As global inflation causes grocery bills to skyrocket worldwide, Aldi is hoping to find a way to help customers save a few bucks. The budget supermarket chain is currently testing a Too Good To Go scheme, a new partnership that will not only see customers saving some massive bucks, but also tackles food waste.
Under the scheme, which arose from a partnership with the surplus food app of the same name, products that are damaged or approaching their sell-by date are bundled up into "magic bags," according to The Sun. The exact contents of the bags are a surprise until the customer picks them up, though each bag contains at least £10, or roughly $12, worth of groceries, ranging from meat to produce. However, the customer pays far lower than that, with each "magic bag" coming with a price tag of just £3.30, or about $4, which is paid via the Too Good To Go app.
"Tackling food waste has never been more important, both for the sake of the planet and to support people looking for the best possible value on their groceries," Liz Fox, Corporate Responsibility Director at Aldi UK, said. "This trial will show us whether Too Good To Go can help us make better use of food that is nearing the end of its life while also giving customers the chance to enjoy our products at even more amazing prices than usual."
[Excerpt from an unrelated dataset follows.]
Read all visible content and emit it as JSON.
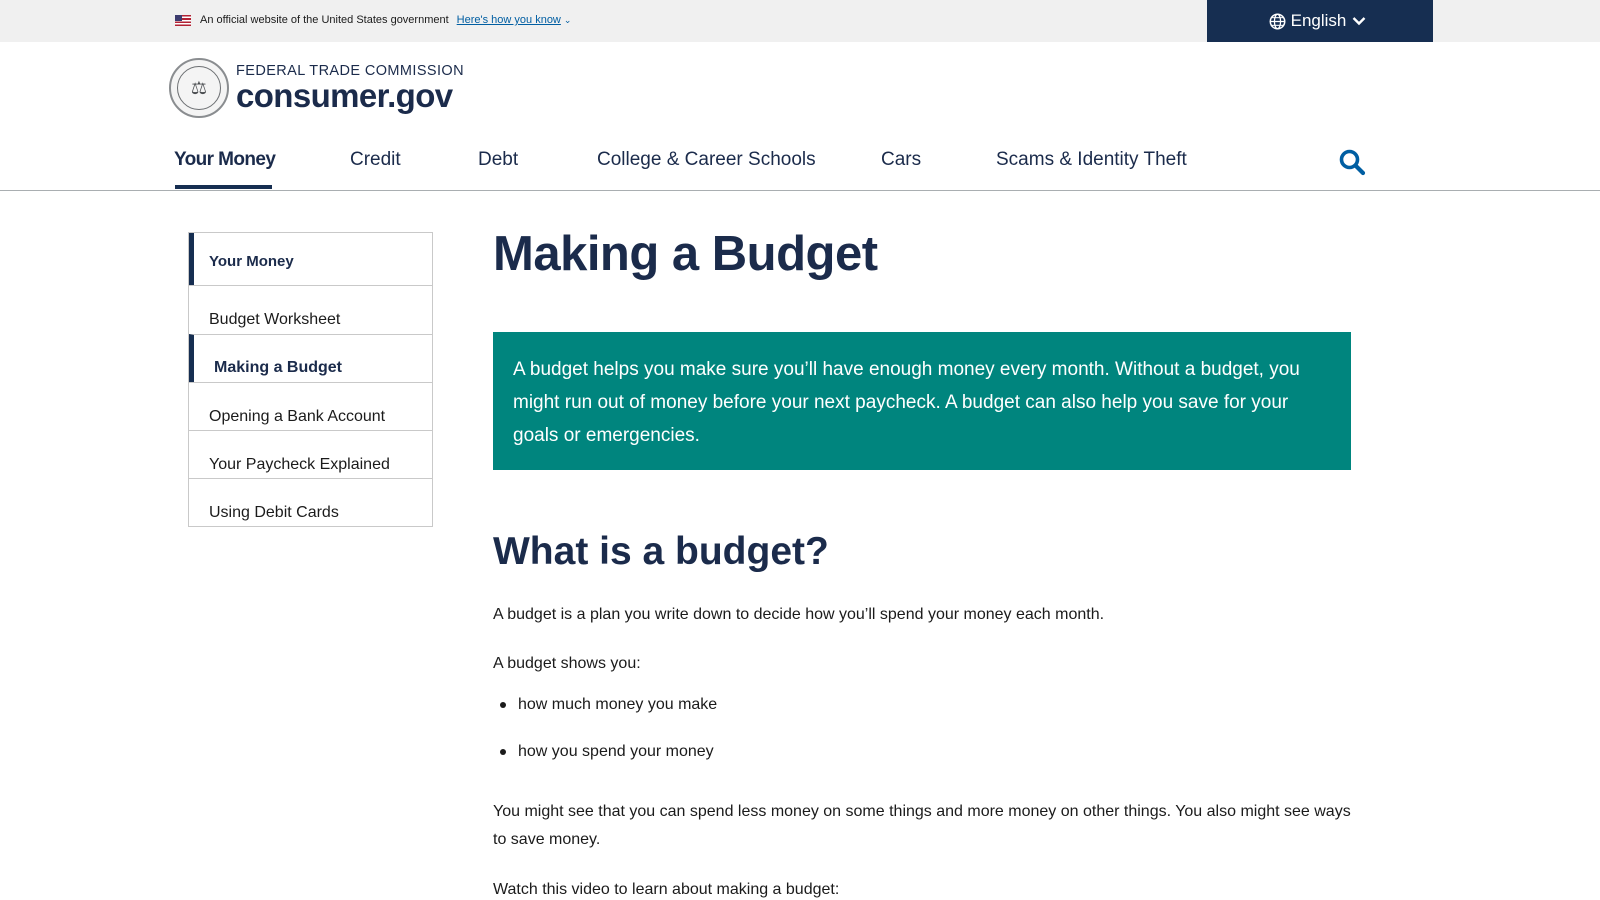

The Too Good To Go scheme, part of the supermarket's effort to cut food waste by 20% by 2025 and halve it by 2030, is currently just in a trial phase. The trial began on July 25 and is set to run for a total of five weeks. Unfortunately for Aldi shoppers in the U.S., the Too Good To Go trial is currently only taking place at seven stores across the North East of England. It is unclear if the company plans to roll out the scheme in all of its markets if the trial proves a success. Aldi is just the latest company to partner with Too Good To Go, with Starbucks and Greggs, among others, already partnered with the app.
The trial not only coincides with Aldi's ongoing effort to cut food waste, but also with rising grocery store prices. The cost of food items has impacted consumers across the globe and has not solely affected grocery bills. Inflation has also been reflected in fast food receipts, with McDonald's UK raising the price of its famous cheeseburger from 99 pence (or $1.19) to £1.19 (or about $1.44). In the U.S., the fast food restaurant chain gave franchisees the go-ahead to ditch the fan-favorite $1 drink option, with several other fast food chains also making menu changes to reflect the rising prices caused by inflation.